Je ne pense pas qu’il faille débattre pendant de longues heures pour se rendre compte de ce qui reste de Thomas Sankara un quart de siècle après son assassinat. Pas grand-chose. Rien, pour le dire plus clairement. Pendant vingt-cinq ans, nous avons, Africains, contribué, d’une manière ou d’une autre, à extirper un peu plus chaque jour l’image de Sankara, à effacer sa voix et ses traces. Puisque l’Afrique que nous avons aujourd’hui n’est pas différente de celle que voulait vaille que vaille tuer Thomas Sankara, cette Afrique-là qui n’agit pas, inerte, et qui dépend, en toute chose, de l’extérieur, l’Occident en l’occurrence, la Chine et l’Inde ces dernières années.

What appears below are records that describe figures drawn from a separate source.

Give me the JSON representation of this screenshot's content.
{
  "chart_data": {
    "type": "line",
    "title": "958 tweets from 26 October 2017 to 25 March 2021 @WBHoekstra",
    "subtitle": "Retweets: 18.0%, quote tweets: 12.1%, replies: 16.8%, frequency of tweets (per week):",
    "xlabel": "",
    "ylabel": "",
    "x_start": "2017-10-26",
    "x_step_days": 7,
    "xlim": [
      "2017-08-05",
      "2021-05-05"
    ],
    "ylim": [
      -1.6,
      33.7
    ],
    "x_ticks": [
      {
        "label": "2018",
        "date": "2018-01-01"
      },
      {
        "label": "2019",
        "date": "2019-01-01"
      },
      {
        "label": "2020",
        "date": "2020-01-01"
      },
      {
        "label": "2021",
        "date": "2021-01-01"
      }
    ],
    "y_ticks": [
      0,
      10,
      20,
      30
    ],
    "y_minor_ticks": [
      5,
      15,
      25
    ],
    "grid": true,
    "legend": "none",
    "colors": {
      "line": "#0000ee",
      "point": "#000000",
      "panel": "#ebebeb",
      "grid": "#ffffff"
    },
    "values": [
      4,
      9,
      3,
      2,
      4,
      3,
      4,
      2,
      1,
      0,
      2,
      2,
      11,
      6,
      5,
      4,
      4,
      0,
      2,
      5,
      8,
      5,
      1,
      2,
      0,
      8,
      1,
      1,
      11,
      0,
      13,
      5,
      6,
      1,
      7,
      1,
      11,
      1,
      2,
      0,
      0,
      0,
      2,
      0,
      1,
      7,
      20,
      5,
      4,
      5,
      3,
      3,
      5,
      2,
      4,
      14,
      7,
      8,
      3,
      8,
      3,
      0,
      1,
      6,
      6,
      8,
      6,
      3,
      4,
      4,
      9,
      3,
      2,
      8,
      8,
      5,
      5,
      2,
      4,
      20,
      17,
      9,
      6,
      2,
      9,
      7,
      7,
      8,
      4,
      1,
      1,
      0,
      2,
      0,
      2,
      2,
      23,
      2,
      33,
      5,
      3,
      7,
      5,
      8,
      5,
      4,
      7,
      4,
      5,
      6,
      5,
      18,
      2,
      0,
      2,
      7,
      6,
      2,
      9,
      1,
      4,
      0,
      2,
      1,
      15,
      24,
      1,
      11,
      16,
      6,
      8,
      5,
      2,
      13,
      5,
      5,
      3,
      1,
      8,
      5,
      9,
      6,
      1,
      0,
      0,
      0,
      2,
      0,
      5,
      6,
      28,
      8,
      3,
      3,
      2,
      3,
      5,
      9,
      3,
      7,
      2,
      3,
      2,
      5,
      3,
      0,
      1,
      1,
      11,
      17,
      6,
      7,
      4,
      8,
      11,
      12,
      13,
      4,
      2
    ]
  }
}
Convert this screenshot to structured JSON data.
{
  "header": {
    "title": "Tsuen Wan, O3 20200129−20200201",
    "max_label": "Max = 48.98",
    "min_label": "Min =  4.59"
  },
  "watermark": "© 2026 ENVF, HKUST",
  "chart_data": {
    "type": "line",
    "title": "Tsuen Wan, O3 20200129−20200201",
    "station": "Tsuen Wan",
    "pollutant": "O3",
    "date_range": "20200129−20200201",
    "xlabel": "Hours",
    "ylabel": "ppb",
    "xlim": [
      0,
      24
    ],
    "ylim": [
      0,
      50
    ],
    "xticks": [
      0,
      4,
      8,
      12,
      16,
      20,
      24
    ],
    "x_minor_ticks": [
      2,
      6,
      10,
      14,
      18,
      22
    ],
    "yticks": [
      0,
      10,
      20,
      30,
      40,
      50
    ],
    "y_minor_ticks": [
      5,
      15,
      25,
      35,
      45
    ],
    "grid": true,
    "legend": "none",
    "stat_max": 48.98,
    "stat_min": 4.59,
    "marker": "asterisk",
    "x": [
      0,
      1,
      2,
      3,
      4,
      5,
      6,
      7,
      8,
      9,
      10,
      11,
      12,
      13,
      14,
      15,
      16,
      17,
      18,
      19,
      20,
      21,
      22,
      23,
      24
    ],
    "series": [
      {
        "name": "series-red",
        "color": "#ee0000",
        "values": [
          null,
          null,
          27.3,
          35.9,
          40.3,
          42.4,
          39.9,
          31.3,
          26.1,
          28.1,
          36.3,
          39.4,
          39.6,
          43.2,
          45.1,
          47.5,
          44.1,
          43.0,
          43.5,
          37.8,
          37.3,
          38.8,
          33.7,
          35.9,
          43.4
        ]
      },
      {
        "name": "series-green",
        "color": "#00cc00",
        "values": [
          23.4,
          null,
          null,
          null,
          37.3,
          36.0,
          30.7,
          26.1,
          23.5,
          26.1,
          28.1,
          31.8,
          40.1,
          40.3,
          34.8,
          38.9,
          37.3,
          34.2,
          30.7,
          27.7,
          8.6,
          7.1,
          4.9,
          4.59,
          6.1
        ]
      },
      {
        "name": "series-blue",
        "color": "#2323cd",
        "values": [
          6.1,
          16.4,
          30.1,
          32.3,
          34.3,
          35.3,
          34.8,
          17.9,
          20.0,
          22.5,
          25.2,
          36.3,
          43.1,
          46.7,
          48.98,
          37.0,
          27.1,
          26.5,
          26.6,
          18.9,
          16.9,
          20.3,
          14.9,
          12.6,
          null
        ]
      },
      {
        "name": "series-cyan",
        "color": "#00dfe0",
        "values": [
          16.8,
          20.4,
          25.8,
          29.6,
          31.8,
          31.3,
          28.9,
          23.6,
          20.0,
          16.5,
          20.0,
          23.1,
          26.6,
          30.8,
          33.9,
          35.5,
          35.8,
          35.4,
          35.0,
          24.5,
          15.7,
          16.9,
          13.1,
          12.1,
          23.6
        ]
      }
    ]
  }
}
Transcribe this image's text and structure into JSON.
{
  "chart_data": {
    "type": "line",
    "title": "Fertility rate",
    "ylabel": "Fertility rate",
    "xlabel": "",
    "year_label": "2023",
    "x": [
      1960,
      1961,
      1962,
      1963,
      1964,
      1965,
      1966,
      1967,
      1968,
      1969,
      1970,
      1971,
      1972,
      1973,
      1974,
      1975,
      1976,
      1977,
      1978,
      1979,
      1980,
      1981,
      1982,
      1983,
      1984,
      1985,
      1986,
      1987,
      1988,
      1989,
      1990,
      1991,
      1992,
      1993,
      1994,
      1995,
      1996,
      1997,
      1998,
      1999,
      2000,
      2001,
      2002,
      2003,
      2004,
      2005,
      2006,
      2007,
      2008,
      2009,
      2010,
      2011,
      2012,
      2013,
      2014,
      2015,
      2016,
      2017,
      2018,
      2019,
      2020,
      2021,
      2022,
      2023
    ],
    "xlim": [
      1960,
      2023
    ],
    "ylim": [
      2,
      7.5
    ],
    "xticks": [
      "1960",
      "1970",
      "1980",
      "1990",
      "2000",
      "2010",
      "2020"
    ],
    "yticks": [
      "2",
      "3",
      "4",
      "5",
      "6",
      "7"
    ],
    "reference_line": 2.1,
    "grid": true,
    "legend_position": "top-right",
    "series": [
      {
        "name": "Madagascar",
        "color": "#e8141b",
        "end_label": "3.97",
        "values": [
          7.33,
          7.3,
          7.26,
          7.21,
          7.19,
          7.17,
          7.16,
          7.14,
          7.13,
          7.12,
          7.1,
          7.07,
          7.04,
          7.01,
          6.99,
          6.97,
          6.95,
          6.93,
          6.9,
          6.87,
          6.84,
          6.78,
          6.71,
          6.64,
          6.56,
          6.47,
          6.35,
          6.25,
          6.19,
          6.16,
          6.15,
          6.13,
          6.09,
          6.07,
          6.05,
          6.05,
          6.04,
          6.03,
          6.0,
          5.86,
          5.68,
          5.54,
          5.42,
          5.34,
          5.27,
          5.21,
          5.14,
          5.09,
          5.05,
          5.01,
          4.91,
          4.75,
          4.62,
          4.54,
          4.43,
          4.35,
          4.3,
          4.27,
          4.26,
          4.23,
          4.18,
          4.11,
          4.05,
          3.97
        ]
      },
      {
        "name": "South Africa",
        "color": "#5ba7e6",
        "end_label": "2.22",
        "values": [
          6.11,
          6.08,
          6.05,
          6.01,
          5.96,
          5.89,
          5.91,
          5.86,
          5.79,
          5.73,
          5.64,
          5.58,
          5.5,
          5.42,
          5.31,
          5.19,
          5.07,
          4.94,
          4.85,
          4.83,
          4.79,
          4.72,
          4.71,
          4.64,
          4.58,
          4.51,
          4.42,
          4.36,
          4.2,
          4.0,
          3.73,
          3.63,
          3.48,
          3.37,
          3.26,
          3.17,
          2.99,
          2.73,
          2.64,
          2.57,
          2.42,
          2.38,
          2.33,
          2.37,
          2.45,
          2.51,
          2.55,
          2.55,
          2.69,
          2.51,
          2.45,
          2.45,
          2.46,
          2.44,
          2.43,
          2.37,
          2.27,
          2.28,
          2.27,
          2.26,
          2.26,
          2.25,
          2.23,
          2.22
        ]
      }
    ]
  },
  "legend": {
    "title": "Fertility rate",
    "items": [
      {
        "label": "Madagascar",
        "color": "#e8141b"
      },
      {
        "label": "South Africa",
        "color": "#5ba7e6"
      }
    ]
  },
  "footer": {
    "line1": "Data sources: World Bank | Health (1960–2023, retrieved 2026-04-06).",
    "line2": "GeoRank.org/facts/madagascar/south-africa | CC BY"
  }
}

L’impérialisme a créé deux grands groupes d’opinion en Afrique, deux groupes qui se sont toujours affrontés, se sont défiés, injuriés, et détestés des fois. D’un côté, ceux qui sont considérés comme des vendus à l’impérialisme, des valets du néocolonialisme, souffrant, dit-on, du syndrome du nègre colonisé, ceux-là qui, dans le cadre de leurs fonctions, travaillent avec des institutions issues des pays colonialistes, la France surtout, participent à des salons, séminaires et conférences organisés par ces pays, reçoivent des prix et subventions décernés par ces pays et leurs institutions, défendent la langue du colon au détriment de leurs langues nationales… On me classe généralement dans cette catégorie. De l’autre, les bons élèves, défenseurs de l’Afrique, ennemis déclarés de l’impérialisme, de l’Occident et ses valeurs, ceux-là qui se réclament de Sankara, de Lumumba, de Kwame Nkrumah et qui, à travers leurs discours, proclament leur amour pour l’Afrique, et sont convaincus que tous les malheurs du continent noir sont nés et vivent par l’impérialisme occidental.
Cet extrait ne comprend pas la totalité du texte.